Aux alentours des dix-huit heures, elle reçut un mail de Rêveur lui répondant : « Je suis en ligne ma douce Mademoiselle Bulle, nous pouvons discuter si tu es disponible ». Elle était en train de boire un bol de soupe en trempant une tartine dedans, et elle emporta le tout sur son bureau, face à son ordinateur, et se connecta.
— Bonjour Rêveur.
— Bonjour Mademoiselle Bulle. Comment vas-tu ?
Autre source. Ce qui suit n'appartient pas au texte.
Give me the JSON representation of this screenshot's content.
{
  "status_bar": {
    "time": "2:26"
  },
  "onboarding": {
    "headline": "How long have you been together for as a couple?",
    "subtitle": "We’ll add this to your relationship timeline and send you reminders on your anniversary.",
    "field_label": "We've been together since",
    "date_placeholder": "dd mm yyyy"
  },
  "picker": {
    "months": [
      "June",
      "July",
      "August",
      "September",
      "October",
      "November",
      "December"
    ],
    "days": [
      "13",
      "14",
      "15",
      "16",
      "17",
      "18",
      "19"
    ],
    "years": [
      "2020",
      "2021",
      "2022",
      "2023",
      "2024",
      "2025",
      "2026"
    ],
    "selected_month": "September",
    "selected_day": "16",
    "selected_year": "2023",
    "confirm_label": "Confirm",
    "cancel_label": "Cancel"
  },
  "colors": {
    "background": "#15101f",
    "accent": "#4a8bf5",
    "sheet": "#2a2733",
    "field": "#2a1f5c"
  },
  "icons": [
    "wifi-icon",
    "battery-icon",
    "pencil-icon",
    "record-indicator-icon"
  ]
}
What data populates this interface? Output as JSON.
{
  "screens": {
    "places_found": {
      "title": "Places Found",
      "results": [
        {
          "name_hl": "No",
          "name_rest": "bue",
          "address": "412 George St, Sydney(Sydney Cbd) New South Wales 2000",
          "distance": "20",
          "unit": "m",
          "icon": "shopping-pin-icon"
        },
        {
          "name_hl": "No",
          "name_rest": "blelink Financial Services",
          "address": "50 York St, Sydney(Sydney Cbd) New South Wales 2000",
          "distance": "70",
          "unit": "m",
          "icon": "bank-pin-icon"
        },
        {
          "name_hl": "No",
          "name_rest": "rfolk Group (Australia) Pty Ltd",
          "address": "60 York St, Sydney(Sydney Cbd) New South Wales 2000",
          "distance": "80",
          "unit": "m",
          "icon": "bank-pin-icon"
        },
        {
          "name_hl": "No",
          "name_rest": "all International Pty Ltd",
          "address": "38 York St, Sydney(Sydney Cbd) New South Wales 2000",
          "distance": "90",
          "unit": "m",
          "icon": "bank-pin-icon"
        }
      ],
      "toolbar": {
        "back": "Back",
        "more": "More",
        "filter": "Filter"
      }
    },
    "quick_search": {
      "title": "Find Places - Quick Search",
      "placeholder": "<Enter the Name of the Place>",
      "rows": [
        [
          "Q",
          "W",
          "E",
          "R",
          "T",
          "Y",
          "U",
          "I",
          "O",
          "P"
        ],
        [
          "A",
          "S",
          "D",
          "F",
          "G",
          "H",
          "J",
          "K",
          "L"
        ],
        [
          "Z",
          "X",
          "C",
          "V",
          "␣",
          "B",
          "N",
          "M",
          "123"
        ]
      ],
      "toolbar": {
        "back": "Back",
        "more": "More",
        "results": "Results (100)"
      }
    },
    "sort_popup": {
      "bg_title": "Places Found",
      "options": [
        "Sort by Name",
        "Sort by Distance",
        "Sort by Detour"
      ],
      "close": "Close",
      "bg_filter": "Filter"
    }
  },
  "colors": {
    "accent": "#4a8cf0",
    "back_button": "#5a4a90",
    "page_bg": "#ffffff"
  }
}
Elle hésita à lui raconter son horrible journée, mais sa petite mésaventure devant les bureaux d'ADOR & C° devait déjà être connue de pas mal de monde, et son anonymat ne serait plus assuré.
— Bof, pas terrible, mais ça va, j'ai connu pire. Et toi ?
— Oh, pareil que toi. Il y a des jours avec et des jours sans. Tu veux en parler ?
— Pas vraiment, et toi ?
— Non plus. J'ai été content de voir ton petit message en me connectant.
— Eh bien, il était parfaitement sincère. J'ai toujours envie de te parler, tu sais, mais certains jours encore plus que d'autres.
— Cette déclaration me va droit au cœur, tu n'imagines pas.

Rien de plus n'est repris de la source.